Tutto sa della surreale prouderie di quegli anni (secondo decennio della metà del ‘900). La psicologia e la parapsicologia, la ricerca identitaria delle donne (prima ancora della rivendicazione vera e propria) eppure quel loro ancora sentirsi infondo bambine e bisognose dell’affetto e della protezione dei loro mariti/padri/mentori (ai cui dettami, però, cominciavano a non essere sempre così disposte a soggiacere), iniziavano già a dare un nuovo colore a quel mondo granitico, che poi si sarebbe sciolto nell’altrettanto surreale liquidità contemporanea.

Presente e passato si confondono, realtà e sogno – e incubo e presenze ultramondane – scolorano, in questa rigorosa partitura autobiografica.

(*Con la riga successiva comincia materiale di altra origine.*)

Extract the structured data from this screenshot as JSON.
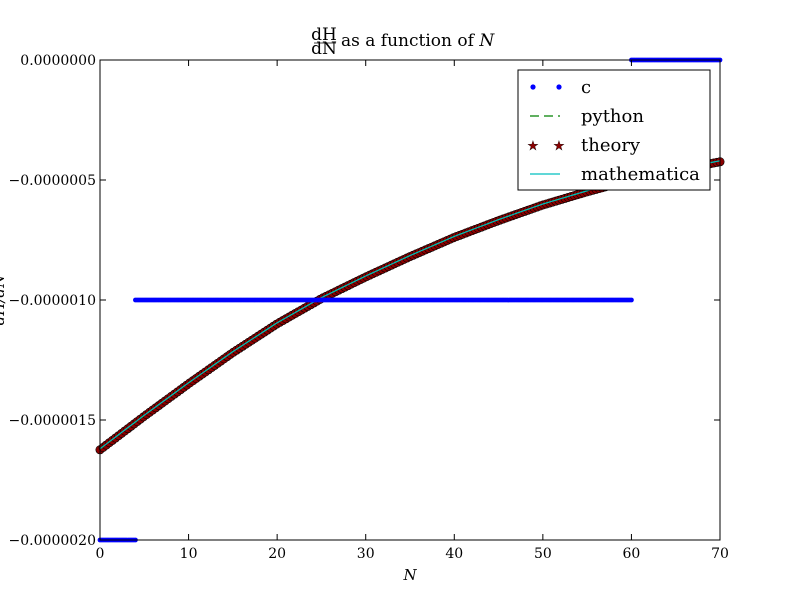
{
  "chart_data": {
    "type": "line",
    "title_prefix": "dH/dN",
    "title_suffix": " as a function of ",
    "title_var": "N",
    "xlabel": "N",
    "ylabel": "dH/dN",
    "xlim": [
      0,
      70
    ],
    "ylim": [
      -2e-06,
      0.0
    ],
    "x_ticks": [
      0,
      10,
      20,
      30,
      40,
      50,
      60,
      70
    ],
    "x_tick_labels": [
      "0",
      "10",
      "20",
      "30",
      "40",
      "50",
      "60",
      "70"
    ],
    "y_ticks": [
      0.0,
      -5e-07,
      -1e-06,
      -1.5e-06,
      -2e-06
    ],
    "y_tick_labels": [
      "0.0000000",
      "−0.0000005",
      "−0.0000010",
      "−0.0000015",
      "−0.0000020"
    ],
    "grid": false,
    "legend_placement": "upper-right",
    "series": [
      {
        "name": "c",
        "style": "dots",
        "color": "#0000ff",
        "segments": [
          {
            "x": [
              0,
              4
            ],
            "y": -2e-06
          },
          {
            "x": [
              4,
              60
            ],
            "y": -1e-06
          },
          {
            "x": [
              60,
              70
            ],
            "y": 0.0
          }
        ]
      },
      {
        "name": "python",
        "style": "dashed",
        "color": "#008000",
        "x": [
          0,
          5,
          10,
          15,
          20,
          25,
          30,
          35,
          40,
          45,
          50,
          55,
          60,
          65,
          70
        ],
        "y": [
          -1.62e-06,
          -1.48e-06,
          -1.345e-06,
          -1.215e-06,
          -1.095e-06,
          -9.9e-07,
          -9e-07,
          -8.15e-07,
          -7.35e-07,
          -6.65e-07,
          -6e-07,
          -5.45e-07,
          -4.95e-07,
          -4.55e-07,
          -4.2e-07
        ]
      },
      {
        "name": "theory",
        "style": "stars",
        "color": "#8b0000",
        "x": [
          0,
          5,
          10,
          15,
          20,
          25,
          30,
          35,
          40,
          45,
          50,
          55,
          60,
          65,
          70
        ],
        "y": [
          -1.62e-06,
          -1.48e-06,
          -1.345e-06,
          -1.215e-06,
          -1.095e-06,
          -9.9e-07,
          -9e-07,
          -8.15e-07,
          -7.35e-07,
          -6.65e-07,
          -6e-07,
          -5.45e-07,
          -4.95e-07,
          -4.55e-07,
          -4.2e-07
        ]
      },
      {
        "name": "mathematica",
        "style": "solid",
        "color": "#00bfbf",
        "x": [
          0,
          5,
          10,
          15,
          20,
          25,
          30,
          35,
          40,
          45,
          50,
          55,
          60,
          65,
          70
        ],
        "y": [
          -1.62e-06,
          -1.48e-06,
          -1.345e-06,
          -1.215e-06,
          -1.095e-06,
          -9.9e-07,
          -9e-07,
          -8.15e-07,
          -7.35e-07,
          -6.65e-07,
          -6e-07,
          -5.45e-07,
          -4.95e-07,
          -4.55e-07,
          -4.2e-07
        ]
      }
    ]
  }
}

Un viaggio iniziatico, che comincia con gli occhi di una bimba, che, timidi, si affacciano nello specchio, in cui stentava a riconoscersi, per poi forse terminare con una finalmente accettazione di sé – al di là della sua avvenenza fisica, in una conquista di quell’autentica bellezza, che è data dall’amore capace di spezzare le catene della convenzione sociale.

Quindi non solo uno spettacolo bello, questa Giulietta di Malosti; ma uno spettacolo ben fatto, capace di offrire poesia e meraviglia e sogno, sì, ma anche emozione, commozione composta e, a noi donne in più, forse anche il rispecchiamento di una generazione apparentemente fragile, ma la cui forza è stata quella di aver saputo traghettare, attraverso il sogno, verso il riconoscimento e la realizzazione del sogno di una reale e più compiuta e consapevole determinazione e reciprocità di genere.